Tuesday, August 3, 2010 - 8:20 AM

OOS 13-2: Effects of elevated CO2 on forest hydrological budget

Ram Oren, Duke University, Michael C. Dietze, Harvard University, Thomas Hickler, Lund University, I. Colin Prentice, University of Bristol, and Sönke Zaehle, Max-Planck Institute for Biogeochemistry.

Background/Question/Methods Elevated atmospheric CO2 (eCO2) is expected to alter the hydrological budget of forests. Some species, especially broadleaved deciduous, will reduce mean stomatal conductance (g), slowing the rate of soil drying between rain events, reducing the length or severity of drying cycles. This may lead to increased leaf area index (L) reestablishing canopy conductance (G = g * L), and transpiration (T). Direct eCO2-induced stomatal response of other species, especially evergreen conifers, will be muted, but L can increase with carbohydrate availability if water is not limiting. Regardless of the mechanism, rainfall interception (I) will increase with L, but lower radiation at the forest floor and thicker litter could reduce below-canopy evaporation (Esc). The net effect on total evapotranspiration (ET=T+I+Esc) is therefore difficult to predict. Among models, eCO2 effect on ET will vary depending on how the processes are captured in each. We compared the results from three models to T (from scaled-sapflux measurements) and ET (I measured; Esc modeled) from the Duke Forest Free Air CO2 Enrichment (FACE) experiment at a loblolly pine-dominated forest over 12 years. We assessed each model as to whether it generated reasonable estimates of the quantities of T and ET and, regardless, whether it reproduced correctly the relative response to eCO2. We also searched for the reasons models failed in either task.

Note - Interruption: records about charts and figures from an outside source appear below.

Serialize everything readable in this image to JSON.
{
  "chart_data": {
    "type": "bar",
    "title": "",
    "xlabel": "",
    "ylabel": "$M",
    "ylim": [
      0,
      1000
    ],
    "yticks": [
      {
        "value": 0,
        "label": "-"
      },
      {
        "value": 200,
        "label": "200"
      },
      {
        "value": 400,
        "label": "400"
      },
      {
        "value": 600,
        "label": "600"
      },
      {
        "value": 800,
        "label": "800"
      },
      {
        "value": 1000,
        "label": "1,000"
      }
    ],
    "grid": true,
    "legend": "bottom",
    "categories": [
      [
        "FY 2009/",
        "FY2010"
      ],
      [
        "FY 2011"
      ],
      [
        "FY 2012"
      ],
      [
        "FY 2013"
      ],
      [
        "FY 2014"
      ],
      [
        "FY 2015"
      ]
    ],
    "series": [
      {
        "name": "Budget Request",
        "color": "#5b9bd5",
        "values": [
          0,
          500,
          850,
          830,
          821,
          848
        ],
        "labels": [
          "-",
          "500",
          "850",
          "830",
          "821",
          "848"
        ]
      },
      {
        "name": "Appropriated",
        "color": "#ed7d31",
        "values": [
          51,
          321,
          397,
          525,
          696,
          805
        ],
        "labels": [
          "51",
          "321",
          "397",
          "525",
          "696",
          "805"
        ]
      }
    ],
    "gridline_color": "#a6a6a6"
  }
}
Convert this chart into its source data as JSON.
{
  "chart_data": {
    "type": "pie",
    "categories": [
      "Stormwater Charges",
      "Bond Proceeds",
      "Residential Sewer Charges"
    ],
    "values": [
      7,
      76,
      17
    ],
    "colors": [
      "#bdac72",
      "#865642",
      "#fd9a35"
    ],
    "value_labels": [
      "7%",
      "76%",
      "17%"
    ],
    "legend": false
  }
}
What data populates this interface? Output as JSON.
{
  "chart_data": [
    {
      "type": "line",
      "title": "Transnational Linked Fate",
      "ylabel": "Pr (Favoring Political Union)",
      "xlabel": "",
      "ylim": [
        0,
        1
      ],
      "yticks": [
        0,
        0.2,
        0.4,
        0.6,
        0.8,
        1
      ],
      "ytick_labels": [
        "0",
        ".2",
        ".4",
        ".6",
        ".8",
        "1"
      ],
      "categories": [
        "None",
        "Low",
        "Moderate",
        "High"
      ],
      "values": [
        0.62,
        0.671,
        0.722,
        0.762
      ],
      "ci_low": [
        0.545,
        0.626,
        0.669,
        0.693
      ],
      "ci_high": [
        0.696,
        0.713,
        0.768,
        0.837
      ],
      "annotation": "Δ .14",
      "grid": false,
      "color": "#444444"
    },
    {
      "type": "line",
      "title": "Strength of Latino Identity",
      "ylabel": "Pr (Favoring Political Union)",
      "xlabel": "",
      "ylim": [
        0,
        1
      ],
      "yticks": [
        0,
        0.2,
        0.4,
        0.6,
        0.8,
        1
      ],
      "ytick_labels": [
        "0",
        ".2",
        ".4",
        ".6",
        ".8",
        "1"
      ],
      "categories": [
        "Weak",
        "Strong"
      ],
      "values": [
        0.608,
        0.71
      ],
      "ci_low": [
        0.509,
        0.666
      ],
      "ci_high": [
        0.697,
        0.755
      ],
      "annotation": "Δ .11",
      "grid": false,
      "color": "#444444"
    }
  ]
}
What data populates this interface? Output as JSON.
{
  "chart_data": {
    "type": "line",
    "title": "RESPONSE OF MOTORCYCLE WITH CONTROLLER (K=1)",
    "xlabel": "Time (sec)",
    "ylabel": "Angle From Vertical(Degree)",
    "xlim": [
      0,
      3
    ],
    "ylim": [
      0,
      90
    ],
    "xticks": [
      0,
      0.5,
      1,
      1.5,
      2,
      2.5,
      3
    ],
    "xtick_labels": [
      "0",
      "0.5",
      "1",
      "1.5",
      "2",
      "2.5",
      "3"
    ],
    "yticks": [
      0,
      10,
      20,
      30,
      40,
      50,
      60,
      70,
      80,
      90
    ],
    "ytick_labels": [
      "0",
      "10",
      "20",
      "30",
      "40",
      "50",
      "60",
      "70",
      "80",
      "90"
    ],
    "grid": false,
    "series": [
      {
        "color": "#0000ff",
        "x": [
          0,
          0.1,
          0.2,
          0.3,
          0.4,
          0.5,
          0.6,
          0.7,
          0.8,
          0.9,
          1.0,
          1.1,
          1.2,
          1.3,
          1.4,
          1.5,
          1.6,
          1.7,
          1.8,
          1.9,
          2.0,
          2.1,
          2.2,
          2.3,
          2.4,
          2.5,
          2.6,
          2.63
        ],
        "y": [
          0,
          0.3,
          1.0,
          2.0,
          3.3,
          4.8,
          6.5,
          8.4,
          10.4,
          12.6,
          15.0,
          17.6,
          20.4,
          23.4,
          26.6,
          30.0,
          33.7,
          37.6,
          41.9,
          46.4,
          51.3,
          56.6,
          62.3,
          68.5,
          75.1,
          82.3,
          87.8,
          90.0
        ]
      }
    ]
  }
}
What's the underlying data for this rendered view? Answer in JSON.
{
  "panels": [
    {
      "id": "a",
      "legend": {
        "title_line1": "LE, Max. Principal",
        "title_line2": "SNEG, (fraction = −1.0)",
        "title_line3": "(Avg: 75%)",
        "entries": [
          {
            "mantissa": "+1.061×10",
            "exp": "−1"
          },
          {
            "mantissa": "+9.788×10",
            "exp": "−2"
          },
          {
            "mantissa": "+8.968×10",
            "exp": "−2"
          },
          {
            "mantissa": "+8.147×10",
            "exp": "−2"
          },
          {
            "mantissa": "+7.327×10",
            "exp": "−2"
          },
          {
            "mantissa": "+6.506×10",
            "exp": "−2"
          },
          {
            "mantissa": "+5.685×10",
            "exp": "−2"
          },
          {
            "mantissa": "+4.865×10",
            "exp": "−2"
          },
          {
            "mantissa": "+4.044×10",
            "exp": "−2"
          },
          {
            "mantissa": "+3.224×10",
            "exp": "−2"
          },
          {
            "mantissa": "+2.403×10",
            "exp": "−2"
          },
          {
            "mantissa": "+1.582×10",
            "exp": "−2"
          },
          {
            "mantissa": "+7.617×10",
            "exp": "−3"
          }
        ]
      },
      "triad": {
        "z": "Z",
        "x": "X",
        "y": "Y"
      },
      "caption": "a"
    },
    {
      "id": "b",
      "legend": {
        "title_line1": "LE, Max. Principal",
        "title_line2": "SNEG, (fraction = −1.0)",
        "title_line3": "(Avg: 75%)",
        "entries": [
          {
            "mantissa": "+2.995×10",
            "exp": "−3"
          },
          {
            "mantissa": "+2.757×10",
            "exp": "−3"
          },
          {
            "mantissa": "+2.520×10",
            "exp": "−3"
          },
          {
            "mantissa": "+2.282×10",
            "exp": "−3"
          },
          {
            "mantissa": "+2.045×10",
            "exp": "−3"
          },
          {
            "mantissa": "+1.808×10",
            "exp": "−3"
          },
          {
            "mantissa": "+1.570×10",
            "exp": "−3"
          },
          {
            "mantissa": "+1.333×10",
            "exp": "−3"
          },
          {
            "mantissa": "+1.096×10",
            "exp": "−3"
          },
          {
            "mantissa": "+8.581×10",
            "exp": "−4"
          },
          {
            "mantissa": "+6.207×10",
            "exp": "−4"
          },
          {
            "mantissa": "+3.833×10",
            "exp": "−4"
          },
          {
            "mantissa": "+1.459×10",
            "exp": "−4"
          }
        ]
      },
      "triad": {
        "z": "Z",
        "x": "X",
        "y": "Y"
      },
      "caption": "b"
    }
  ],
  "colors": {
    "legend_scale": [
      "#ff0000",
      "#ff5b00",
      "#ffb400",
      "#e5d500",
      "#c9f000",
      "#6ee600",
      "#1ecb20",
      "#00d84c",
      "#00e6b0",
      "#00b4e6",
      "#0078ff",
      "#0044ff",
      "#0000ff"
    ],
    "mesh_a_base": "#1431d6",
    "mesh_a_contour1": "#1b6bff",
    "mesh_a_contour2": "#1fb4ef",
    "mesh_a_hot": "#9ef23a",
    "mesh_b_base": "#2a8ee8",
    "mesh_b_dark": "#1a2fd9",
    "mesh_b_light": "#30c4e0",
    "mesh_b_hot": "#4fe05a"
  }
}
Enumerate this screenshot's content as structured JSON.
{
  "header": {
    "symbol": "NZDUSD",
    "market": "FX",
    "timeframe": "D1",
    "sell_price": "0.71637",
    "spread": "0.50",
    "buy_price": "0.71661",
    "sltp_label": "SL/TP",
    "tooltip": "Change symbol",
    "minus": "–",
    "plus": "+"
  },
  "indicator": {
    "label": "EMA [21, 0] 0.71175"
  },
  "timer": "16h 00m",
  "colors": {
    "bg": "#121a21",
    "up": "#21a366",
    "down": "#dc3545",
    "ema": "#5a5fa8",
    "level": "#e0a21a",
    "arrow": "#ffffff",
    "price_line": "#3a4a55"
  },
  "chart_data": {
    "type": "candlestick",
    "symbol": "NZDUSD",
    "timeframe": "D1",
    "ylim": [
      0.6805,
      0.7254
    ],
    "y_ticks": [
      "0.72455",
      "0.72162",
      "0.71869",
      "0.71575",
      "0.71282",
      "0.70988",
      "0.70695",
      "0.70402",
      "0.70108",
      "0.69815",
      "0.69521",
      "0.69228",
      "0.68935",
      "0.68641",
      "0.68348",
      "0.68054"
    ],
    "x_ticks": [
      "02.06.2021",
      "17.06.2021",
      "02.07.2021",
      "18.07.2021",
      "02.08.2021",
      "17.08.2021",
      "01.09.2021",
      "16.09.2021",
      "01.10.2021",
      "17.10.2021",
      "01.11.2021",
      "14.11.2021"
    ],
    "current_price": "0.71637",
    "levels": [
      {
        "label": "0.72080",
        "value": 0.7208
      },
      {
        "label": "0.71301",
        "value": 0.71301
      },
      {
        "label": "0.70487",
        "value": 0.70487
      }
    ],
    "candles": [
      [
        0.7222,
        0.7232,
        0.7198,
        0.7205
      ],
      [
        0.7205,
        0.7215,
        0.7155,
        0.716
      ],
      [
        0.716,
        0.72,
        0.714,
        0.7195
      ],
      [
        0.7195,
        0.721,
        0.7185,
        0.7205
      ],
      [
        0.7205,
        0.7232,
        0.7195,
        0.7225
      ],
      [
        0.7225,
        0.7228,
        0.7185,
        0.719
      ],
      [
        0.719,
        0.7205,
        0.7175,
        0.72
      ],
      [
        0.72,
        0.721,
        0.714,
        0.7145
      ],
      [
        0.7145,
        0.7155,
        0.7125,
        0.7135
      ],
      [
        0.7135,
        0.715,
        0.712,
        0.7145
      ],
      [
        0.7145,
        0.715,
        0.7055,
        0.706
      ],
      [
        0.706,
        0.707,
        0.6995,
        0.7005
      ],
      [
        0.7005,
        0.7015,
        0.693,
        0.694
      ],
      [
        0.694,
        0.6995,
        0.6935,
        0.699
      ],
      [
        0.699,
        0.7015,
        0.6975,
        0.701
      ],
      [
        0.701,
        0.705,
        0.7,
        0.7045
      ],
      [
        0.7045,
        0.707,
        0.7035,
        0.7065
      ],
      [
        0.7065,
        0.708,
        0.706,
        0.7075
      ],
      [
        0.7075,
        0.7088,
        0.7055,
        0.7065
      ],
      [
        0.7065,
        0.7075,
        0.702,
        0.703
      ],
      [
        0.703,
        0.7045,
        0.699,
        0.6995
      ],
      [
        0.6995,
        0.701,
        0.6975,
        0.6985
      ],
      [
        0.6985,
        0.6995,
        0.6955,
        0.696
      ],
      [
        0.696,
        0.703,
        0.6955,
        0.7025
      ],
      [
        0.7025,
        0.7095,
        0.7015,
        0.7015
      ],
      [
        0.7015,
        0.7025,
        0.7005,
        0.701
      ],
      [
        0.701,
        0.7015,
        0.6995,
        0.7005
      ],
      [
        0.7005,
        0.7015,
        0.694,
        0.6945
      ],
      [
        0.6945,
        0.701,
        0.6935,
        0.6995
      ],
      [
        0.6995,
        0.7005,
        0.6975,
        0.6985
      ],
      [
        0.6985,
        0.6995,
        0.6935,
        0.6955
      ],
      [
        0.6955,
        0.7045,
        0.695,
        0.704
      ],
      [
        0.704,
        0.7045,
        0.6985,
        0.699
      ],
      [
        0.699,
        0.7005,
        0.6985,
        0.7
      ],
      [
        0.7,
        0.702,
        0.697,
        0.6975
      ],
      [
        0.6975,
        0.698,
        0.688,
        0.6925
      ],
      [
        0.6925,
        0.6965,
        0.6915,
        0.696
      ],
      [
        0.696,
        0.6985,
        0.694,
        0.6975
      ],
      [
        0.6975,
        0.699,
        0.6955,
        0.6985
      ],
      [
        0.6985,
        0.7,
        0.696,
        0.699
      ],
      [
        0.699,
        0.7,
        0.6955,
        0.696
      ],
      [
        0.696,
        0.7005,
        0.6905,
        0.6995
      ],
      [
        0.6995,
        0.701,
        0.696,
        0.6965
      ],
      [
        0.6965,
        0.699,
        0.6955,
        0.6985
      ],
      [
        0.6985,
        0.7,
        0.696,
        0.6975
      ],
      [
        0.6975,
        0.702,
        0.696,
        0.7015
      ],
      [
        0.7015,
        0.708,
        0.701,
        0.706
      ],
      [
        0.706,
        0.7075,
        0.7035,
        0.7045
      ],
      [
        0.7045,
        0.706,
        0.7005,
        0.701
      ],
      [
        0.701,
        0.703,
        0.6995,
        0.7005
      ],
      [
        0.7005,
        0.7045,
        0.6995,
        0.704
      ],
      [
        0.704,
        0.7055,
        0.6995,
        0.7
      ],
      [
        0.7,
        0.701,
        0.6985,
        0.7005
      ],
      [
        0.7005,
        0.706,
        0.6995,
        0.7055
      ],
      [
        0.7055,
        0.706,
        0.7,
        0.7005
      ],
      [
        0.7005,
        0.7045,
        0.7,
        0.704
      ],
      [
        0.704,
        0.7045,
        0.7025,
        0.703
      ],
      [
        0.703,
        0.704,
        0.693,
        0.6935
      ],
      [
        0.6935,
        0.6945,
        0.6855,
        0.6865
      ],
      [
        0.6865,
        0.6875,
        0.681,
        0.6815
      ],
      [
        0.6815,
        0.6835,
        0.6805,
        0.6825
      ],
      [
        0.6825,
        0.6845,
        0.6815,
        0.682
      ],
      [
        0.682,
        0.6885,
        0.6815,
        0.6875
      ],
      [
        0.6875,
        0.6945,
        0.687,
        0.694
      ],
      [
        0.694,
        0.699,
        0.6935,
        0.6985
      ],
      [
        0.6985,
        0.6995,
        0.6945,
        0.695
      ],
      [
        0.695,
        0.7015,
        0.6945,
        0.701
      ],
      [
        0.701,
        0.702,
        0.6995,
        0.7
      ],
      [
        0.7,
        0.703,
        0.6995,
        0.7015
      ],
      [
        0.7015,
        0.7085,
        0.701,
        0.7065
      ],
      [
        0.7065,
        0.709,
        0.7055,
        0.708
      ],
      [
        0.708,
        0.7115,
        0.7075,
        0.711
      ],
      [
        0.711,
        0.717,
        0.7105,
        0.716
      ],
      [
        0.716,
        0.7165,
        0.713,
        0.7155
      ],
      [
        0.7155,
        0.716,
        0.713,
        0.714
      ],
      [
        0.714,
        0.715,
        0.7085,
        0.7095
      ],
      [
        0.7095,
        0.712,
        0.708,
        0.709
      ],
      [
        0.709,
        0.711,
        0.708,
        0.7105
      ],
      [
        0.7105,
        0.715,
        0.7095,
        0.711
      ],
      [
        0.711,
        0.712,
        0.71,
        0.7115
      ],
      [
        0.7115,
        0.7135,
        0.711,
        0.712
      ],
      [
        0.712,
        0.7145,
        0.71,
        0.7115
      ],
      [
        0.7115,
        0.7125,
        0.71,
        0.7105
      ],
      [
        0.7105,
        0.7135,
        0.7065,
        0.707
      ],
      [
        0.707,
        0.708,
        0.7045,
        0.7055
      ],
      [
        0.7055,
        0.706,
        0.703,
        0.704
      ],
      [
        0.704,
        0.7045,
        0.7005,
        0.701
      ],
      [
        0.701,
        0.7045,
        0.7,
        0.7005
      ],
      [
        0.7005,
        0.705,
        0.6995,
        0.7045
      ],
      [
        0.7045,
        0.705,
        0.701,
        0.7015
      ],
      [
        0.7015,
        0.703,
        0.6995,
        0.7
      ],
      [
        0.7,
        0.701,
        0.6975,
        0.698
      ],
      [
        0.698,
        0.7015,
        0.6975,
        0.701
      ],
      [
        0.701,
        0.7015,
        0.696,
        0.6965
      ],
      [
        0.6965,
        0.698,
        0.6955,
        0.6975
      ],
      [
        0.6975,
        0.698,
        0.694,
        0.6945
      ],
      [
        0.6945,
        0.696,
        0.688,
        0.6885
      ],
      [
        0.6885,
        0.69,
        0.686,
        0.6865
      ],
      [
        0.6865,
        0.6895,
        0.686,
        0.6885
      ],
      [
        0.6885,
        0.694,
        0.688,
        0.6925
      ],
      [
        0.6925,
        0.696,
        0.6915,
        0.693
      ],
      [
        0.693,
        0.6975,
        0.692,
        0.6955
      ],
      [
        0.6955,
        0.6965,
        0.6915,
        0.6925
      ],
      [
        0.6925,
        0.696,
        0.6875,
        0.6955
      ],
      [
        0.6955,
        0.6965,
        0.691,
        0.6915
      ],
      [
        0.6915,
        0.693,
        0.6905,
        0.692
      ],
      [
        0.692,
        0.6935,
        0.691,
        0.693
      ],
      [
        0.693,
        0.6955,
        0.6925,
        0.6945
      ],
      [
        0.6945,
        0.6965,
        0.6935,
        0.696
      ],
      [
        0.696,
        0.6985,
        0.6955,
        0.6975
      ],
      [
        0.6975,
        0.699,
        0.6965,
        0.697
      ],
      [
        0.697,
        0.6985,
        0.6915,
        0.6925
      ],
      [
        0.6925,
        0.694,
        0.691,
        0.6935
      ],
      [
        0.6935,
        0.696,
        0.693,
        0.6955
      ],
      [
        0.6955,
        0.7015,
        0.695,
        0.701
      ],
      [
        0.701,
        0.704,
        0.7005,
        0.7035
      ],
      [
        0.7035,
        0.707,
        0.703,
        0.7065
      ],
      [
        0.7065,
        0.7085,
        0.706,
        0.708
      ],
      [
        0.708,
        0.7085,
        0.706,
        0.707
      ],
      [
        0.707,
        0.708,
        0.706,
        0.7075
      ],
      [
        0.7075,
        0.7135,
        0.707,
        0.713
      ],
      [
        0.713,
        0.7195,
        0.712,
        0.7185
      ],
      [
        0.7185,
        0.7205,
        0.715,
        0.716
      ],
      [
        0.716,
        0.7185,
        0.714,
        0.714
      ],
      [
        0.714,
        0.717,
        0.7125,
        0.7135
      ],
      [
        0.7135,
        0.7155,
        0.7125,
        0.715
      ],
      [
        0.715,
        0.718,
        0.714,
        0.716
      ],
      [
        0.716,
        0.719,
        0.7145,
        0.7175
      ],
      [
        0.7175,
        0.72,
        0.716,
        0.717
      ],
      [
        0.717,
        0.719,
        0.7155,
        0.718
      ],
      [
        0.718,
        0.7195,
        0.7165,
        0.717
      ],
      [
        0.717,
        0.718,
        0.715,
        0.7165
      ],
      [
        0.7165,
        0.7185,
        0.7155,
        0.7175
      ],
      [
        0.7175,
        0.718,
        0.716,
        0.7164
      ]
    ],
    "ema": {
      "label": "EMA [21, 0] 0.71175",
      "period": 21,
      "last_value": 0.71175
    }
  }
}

Results/Conclusions Predicted daily quantities of ET and T were poorly correlated with measured quantities. Models varied in their ability to estimate annual ET and T, and the effect of eCO2.  ED and LPJ-GUESS (with CENTURY-based N limitation) correctly reproduce essentially no eCO2 effect on both fluxes. However, LPJ overestimated ET by ~75% and T by ~50% respectively. ED reversed the degree of overestimation, generating 17% higher ET but 33% higher T. OCN generated fluxes closest to the measured, +10% under ambient and -5% under eCO2, thus incorrectly estimating lower fluxes under eCO2. Large departure of modeled from actual fluxes will affect the ability of models to accurately reproduce the energy budget and, to the degree that T and photosynthesis are coupled, also CO2 uptake and net primary production. Similarly, reproducing higher or lower fluxes under elevated CO2 in this stand would introduce like errors in the energy and C budgets. We are currently obtaining input from additional models and assessing the sources of deviation of model-based estimates from measured fluxes and, where applicable, the reasons a model incorrectly show effects of eCO2.